Release Date: 7/15/2003
Contact Information: Lisa Fasano, (415) 947-4307

     SAN FRANCISCO -- Today the U.S. Environmental Protection Agency ordered Emhart Industries, Inc., and the Goodrich Corporation to conduct testing to determine if they are sources of perchlorate contamination in the area's groundwater.  

     The two companies used materials containing potassium perchlorate, ammonium perchlorate and other hazardous substances within a 160-acre industrial area at the north end of the city of Rialto.  

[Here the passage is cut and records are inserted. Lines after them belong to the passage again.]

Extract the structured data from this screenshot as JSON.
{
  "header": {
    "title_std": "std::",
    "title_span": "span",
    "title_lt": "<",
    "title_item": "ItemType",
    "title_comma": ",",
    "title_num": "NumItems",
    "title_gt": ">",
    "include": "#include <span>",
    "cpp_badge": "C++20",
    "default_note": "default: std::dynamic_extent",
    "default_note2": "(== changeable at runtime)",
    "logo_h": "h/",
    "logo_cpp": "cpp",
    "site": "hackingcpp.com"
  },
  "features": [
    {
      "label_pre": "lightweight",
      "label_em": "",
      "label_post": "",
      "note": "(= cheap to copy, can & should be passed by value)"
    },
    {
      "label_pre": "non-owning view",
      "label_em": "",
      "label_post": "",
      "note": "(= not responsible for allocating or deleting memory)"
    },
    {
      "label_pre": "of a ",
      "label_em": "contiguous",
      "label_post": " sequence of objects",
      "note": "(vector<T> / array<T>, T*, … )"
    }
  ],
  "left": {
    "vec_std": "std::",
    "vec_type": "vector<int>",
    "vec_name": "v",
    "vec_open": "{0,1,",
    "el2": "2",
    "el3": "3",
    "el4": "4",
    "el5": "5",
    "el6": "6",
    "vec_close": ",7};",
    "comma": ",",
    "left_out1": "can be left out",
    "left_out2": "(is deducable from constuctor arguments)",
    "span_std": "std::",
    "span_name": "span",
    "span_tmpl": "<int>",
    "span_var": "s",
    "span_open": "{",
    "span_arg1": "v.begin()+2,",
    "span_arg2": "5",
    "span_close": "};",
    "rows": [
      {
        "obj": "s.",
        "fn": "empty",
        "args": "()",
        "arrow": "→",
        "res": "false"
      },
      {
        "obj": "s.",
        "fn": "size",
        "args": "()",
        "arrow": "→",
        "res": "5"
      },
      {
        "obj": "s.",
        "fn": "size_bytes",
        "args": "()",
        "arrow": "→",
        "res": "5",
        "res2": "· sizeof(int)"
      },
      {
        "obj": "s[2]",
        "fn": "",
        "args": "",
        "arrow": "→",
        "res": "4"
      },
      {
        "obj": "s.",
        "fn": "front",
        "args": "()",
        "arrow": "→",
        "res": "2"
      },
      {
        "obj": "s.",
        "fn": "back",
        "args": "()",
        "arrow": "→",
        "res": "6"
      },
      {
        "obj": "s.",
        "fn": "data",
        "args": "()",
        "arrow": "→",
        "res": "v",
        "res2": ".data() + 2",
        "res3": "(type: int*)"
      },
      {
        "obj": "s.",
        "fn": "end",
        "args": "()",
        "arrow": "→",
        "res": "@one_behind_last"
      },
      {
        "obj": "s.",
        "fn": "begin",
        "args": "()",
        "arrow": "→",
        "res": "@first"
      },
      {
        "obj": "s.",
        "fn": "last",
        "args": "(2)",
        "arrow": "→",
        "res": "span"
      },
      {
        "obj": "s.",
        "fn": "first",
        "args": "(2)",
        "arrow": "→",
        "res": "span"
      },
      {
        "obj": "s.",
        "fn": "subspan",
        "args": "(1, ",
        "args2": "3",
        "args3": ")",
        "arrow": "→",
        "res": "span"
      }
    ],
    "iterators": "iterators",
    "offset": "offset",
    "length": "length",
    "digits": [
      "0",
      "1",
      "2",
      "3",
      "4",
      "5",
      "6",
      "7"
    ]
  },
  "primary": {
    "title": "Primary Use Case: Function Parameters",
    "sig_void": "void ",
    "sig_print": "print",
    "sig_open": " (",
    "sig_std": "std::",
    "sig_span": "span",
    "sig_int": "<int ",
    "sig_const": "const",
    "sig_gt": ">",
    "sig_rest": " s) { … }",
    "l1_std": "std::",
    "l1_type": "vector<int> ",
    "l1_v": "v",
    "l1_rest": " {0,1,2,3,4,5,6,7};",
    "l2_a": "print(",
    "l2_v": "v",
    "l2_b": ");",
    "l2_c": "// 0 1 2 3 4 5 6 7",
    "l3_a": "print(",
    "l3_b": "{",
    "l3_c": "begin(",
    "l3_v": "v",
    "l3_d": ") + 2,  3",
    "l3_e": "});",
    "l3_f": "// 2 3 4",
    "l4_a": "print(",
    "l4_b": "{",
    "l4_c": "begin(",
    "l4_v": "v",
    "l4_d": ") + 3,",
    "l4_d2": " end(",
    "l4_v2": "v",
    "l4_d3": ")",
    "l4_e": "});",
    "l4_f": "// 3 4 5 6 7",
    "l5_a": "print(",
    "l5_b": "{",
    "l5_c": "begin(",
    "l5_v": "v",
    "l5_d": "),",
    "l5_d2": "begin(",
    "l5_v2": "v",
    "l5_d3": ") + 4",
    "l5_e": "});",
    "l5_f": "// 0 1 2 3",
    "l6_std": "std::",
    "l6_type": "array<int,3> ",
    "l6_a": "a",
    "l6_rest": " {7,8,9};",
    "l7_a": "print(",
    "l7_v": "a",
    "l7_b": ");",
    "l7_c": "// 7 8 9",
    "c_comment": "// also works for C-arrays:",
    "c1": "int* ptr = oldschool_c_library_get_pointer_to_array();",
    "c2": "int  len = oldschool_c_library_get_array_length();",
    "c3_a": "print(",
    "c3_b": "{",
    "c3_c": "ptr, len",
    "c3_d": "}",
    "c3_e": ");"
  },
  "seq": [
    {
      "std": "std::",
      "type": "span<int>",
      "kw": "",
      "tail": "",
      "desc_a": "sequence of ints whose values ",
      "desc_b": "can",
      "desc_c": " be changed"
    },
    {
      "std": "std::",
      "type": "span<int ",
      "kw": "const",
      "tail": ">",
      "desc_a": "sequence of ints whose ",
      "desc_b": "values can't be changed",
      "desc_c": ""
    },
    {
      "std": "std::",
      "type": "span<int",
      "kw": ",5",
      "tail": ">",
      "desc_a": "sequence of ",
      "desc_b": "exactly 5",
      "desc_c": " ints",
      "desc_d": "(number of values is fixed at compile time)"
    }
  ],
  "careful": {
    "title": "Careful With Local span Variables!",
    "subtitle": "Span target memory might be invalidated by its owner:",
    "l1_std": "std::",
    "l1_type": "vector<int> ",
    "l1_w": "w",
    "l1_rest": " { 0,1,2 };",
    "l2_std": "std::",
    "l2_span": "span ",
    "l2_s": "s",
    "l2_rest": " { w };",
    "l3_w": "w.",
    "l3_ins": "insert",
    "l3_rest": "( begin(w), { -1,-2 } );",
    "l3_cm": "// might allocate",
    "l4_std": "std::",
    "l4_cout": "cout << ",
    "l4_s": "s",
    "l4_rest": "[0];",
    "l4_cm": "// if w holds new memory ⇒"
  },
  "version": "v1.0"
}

"We need all industries who used perchlorate to take a hard look at their spill and disposal histories," said Wayne Nastri, the EPA's Regional Administrator for the Pacific Southwest region. "Everyone in the area has been impacted by these well closures and it is crucial to find the source and remove it to ensure safe drinking water for these communities."

     The site is located in the Rialto-Colton Groundwater Basin, a source of drinking water to tens of thousands of San Bernardino County residents.  Groundwater immediately down gradient from the site is contaminated with perchlorate and trichloroethylene (TCE).  The contamination has forced the closure of numerous public drinking water supply wells and caused hardships for Rialto, Colton and neighboring areas dependent on the basin for their drinking water.

      Groundwater contamination in the Rialto-Colton Basin was discovered in 1997.  The Santa Ana Regional Water Quality Control Board is also identifying and investigating the sources of contamination. The EPA and the State are working together and will continue to coordinate efforts in the area until the sources can be determined and plans made to clean it up. The EPA will increase its role if warranted, but today's order is targeted to businesses within the 160-acre site.

     Earlier this year, Goodrich provided $4 million to help the four affected water utilities respond to the groundwater contamination and install water treatment systems.    

     Emhart Industries, a subsidiary of Black & Decker, used the site to produce photoflash flares and other munitions, and Goodrich used the site to test and produce rocket motors.  The companies and their corporate predecessors operated manufacturing facilities at the site in the 1950s and 1960s.

     The order provides requires the companies to notify the EPA with their intent to comply within ten days.